Foslevodopa and foscarbidopa are prodrugs converted to levodopa and carbidopa. Levodopa is present in breast milk.
According to the manufacturer, the decision to breastfeed during therapy should consider the risk of infant exposure, the benefits of breastfeeding to the infant, and the benefits of treatment to the mother.
Refer to the Carbidopa and Levodopa monograph for additional information.
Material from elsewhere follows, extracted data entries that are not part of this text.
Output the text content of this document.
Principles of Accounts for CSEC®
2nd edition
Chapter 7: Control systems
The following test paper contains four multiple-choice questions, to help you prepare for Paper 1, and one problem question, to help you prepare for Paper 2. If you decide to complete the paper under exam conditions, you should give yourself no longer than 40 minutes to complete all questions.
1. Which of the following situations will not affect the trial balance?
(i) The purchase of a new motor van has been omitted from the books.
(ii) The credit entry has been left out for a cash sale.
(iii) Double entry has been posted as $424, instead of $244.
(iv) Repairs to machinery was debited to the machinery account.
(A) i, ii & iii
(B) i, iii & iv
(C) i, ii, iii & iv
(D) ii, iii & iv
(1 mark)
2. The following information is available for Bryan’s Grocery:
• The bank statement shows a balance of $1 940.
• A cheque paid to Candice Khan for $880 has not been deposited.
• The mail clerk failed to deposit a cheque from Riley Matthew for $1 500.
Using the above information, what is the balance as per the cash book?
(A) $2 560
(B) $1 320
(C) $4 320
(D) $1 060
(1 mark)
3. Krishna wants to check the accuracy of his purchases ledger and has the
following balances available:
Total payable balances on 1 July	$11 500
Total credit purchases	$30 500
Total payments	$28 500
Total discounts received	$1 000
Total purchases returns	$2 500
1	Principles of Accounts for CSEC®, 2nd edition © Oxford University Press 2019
Some products may contain sodium.
Hepatic, renal, hematopoietic, cardiovascular evaluation (periodically throughout therapy; for patients with history of myocardial infarction or atrial nodal or ventricular arrhythmia, also monitor carefully during therapy initiation); BP (in patients receiving antihypertensive medications), signs/symptoms of infusion-site reaction/infection (eg, redness, pain, swelling at infusion site [monitor throughout therapy]); mental status changes, signs/symptoms of impulse control disorders; intraocular pressure (in patients with glaucoma [monitor periodically throughout therapy]); risk factors for neuropathy (vitamin B12, vitamin B6, homocysteine, methylmalonic acid, and folic acid plasma concentrations; presence of diabetes mellitus, hypothyroidism [monitor at baseline and periodically throughout therapy]), signs and symptoms of neuropathy (periodically throughout therapy); skin examinations (periodically throughout therapy); drowsiness or sleepiness (periodically throughout therapy).
Parkinson disease symptoms are due to a lack of striatal dopamine. Foscarbidopa and foslevodopa are prodrugs of carbidopa and levodopa, respectively. Foscarbidopa and foslevodopa are rapidly converted to carbidopa and levodopa by ubiquitous alkaline phosphatases. Levodopa circulates in the plasma and crosses the blood-brain-barrier (BBB), where it is converted by striatal enzymes to dopamine. Carbidopa inhibits the peripheral plasma breakdown of levodopa by inhibiting its decarboxylation, increasing available levodopa at the BBB.
Protein binding: Foscarbidopa and foslevodopa: 24% to 26%.
Metabolism:
Foscarbidopa and foslevodopa: Rapidly converted to carbidopa and levodopa via alkaline phosphatases.
Levodopa: Two major pathways (decarboxylation and O-methylation) and 2 minor pathways (transamination and oxidation) of metabolism.
Carbidopa: Metabolized to 2 main metabolites.
Half-life elimination: Carbidopa: ~2 hours; levodopa: 1.5 hours (when administered with carbidopa).
Excretion: Carbidopa: Urine (30% as unchanged drug; also as metabolites).